Neils Übersetzer Seros Mia sagte, der Angeklagte werde das Urteil akzeptieren. Der aus einem Vorort der westkanadischen Stadt Vancouver stammende Englischlehrer in dem zweiten Fall um den mutmaßlichen Missbrauch eines Neunjährigen seine Unschuld beteuert. Seine Haftstrafe muss er in Thailand absitzen. Danach droht ihm die Auslieferung an andere asiatische Länder, wo er möglicherweise auch Kinder missbrauchte.

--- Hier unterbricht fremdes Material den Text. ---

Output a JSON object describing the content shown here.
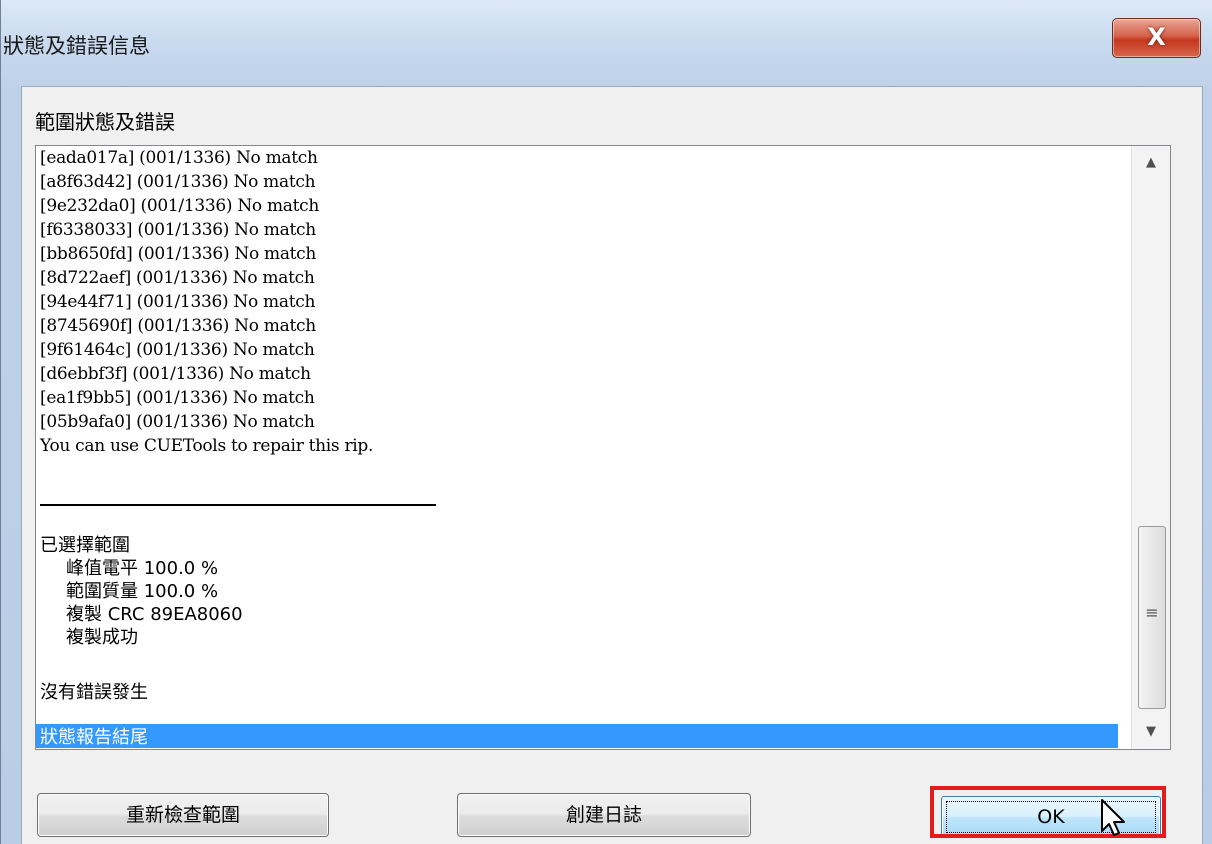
{
  "window": {
    "title": "狀態及錯誤信息",
    "close_label": "X",
    "close_icon": "close-icon"
  },
  "group_label": "範圍狀態及錯誤",
  "log": {
    "lines": [
      "[eada017a] (001/1336) No match",
      "[a8f63d42] (001/1336) No match",
      "[9e232da0] (001/1336) No match",
      "[f6338033] (001/1336) No match",
      "[bb8650fd] (001/1336) No match",
      "[8d722aef] (001/1336) No match",
      "[94e44f71] (001/1336) No match",
      "[8745690f] (001/1336) No match",
      "[9f61464c] (001/1336) No match",
      "[d6ebbf3f] (001/1336) No match",
      "[ea1f9bb5] (001/1336) No match",
      "[05b9afa0] (001/1336) No match",
      "You can use CUETools to repair this rip."
    ],
    "selected_range_header": "已選擇範圍",
    "details": [
      "峰值電平 100.0 %",
      "範圍質量 100.0 %",
      "複製 CRC 89EA8060",
      "複製成功"
    ],
    "no_errors": "沒有錯誤發生",
    "end_of_report": "狀態報告結尾"
  },
  "scrollbar": {
    "up_icon": "scroll-up-arrow-icon",
    "down_icon": "scroll-down-arrow-icon",
    "grip_icon": "scroll-grip-icon"
  },
  "buttons": {
    "recheck": "重新檢查範圍",
    "create_log": "創建日誌",
    "ok": "OK"
  },
  "colors": {
    "selection": "#3399ff",
    "highlight_box": "#e31b1b",
    "close_button": "#c4381f"
  }
}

Neil war im Oktober im Nordosten Thailands festgenommen worden. Er konnte identifiziert werden, nachdem Interpol ihn mit Hilfe von Fotos zu weltweiten Fahndung ausgeschrieben hatte. Grundlage dafür waren rund 200 von Neil selbst ins Internet gestellte Bilder, auf denen er mit Jungen aus Vietnam und Kambodscha zu sehen war. Das Bundeskriminalamt (BKA) hatte das auf den Fotos digital verzerrte Gesicht des mutmaßlichen Täters rekonstruiert. Nachdem Interpol ein Fahndungsfoto veröffentlicht hatte, gingen hunderte Hinweise bei den Ermittlern ein.

Thailändische Beobachter kritisierten das Urteil vom Freitag als zu milde. „Er sollte strenger bestraft werden, weil er sich an einem Kind vergangen hat“, sagte Sudarat Sereewat von der Organisation Kampf gegen Kinderausbeutung, die gegen Sexhandel und Pädophilie vorgeht. Andere Organisationen begrüßten das Urteil jedoch als positives Zeichen dafür, dass Thailand sich bemühe, seinen zweifelhaften Ruf als sicherer Hafen für Pädophile und andere Kriminelle zu bekämpfen.